The oceans cover seven-tenths of our planet, and although it may not seem like it above the surface, they are very busy. Helen Scales and Christian Sardet are marine biologists: Sardet is apparently known as Uncle Plankton, and those multitudes of drifting organisms — ‘plankton’ comes from the Greek planktos, meaning to wander or drift — are his life’s work.
Scales’s focus is the shell-making creatures that are molluscs, though focus seems an inappropriate word for such a vast body of life: a 1993 survey of just one island, New Caledonia, found 2,738 distinct species, and 80 per cent of them were new to science. They are ‘some of the most abundant, cosmopolitan animals on the planet,’ Scales writes, ‘not to mention being among the toughest, smartest and strangest creatures ever to evolve’.

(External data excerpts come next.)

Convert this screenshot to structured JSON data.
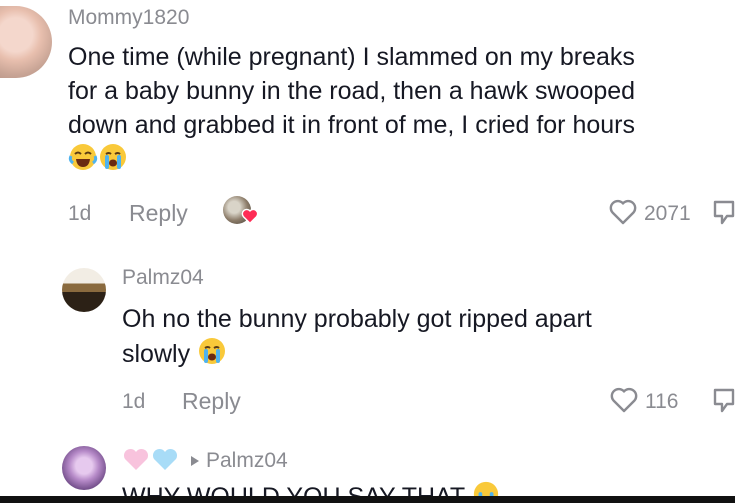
{
  "comments": [
    {
      "username": "Mommy1820",
      "text": "One time (while pregnant) I slammed on my breaks for a baby bunny in the road, then a hawk swooped down and grabbed it in front of me, I cried for hours",
      "line1": "One time (while pregnant) I slammed on my breaks",
      "line2": "for a baby bunny in the road, then a hawk swooped",
      "line3": "down and grabbed it in front of me, I cried for hours",
      "emojis": [
        "laughing-face-icon",
        "crying-face-icon"
      ],
      "age": "1d",
      "reply_label": "Reply",
      "likes": "2071"
    },
    {
      "username": "Palmz04",
      "line1": "Oh no the bunny probably got ripped apart",
      "line2": "slowly",
      "emojis": [
        "crying-face-icon"
      ],
      "age": "1d",
      "reply_label": "Reply",
      "likes": "116"
    },
    {
      "reply_to": "Palmz04",
      "text_partial": "WHY WOULD YOU SAY THAT",
      "emojis": [
        "pink-heart-icon",
        "blue-heart-icon",
        "crying-face-icon"
      ]
    }
  ],
  "colors": {
    "text": "#161823",
    "muted": "#8a8b91",
    "heart_outline": "#8a8b91",
    "liked_heart": "#fe2c55"
  }
}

They include the Gumboot Chiton, the Dismal Limpet, the Gooey Duck Siphons (a Chinese delicacy) and the Cooper’s Nutmeg Snail Vampires. And the abilities and behaviours of molluscs are as bizarre as their names. Gastropods, when very young, undergo a process called torsion, which involves ‘all the major organs spinning around 180 degrees’ so that the anus shifts to a position just above the mollusc’s head. Satsuma snails amputate their single foot when chased by snakes. There is the wonder that is shell-making, whereby molluscs excrete a scaffold of protein, layer it with calcium carbonate, and make shells that are beautiful, but also wonders of geometry and engineering. That’s the science, and it is interesting, but so are other notes I took: ‘surfing sea-snails’, ‘Clusterwinks burglar alarms’, ‘sperm-shooting’ and ‘the Belligerent Rockshell’.
If you buy a modern, pristine seashell, its inhabitant has probably been killed for the seashell trade. The human relationship with seashells has been one of delight, but also of exploitation.